Diante de tal situação, foi criada uma legislação, conhecida como limited liability, buscou separar o patrimônio da empresa do dos donos, limitando o capital que os sócios poderiam investir em seus empreendimentos. Assim, caso a organização viesse à falência, os recursos dos proprietários eram utilizados para saldar as dívidas, evitando a prisão dos sócios. Com isso, abriu-se espaço para que as fábricas aumentassem de escala.
O dilema agora era como administrar as grandes organizações. A solução para isso foi o contrato social, onde os trabalhadores detinham da força e do material de trabalho, e utilizavam a estrutura das indústrias para a produção.

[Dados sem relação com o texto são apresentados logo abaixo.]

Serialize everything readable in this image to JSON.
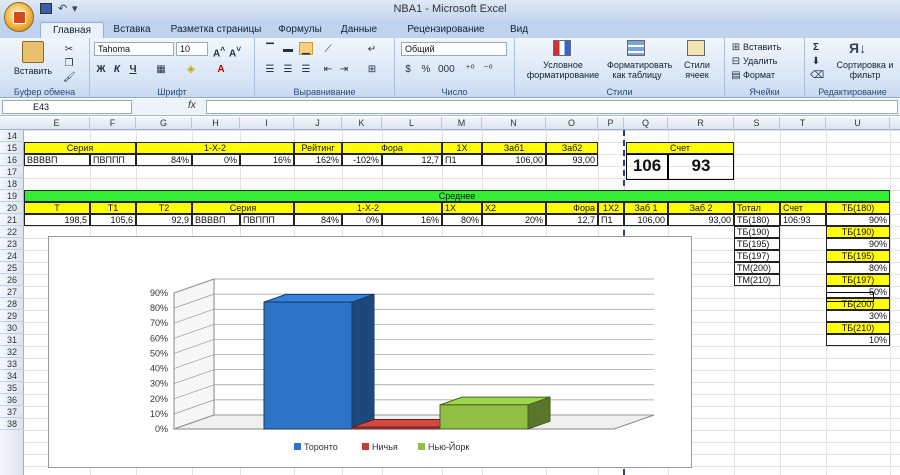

Assim, o acordo era que eles entregassem apenas uma parcela do que produzissem, incentivando-se assim o cooperativismo, e diminuindo-se as pressões, tanto no que diz respeito aos padrões da produção, como ao retorno financeiro dos proprietários. O cooperativismo, ou união dos trabalhadores, por outro lado, aumentaram as pressões por melhores condições de trabalho, como padronização das rotinas, maior segurança, melhores políticas de pagamentos, etc. Dado isso, estavam formadas as bases das organizações burocráticas.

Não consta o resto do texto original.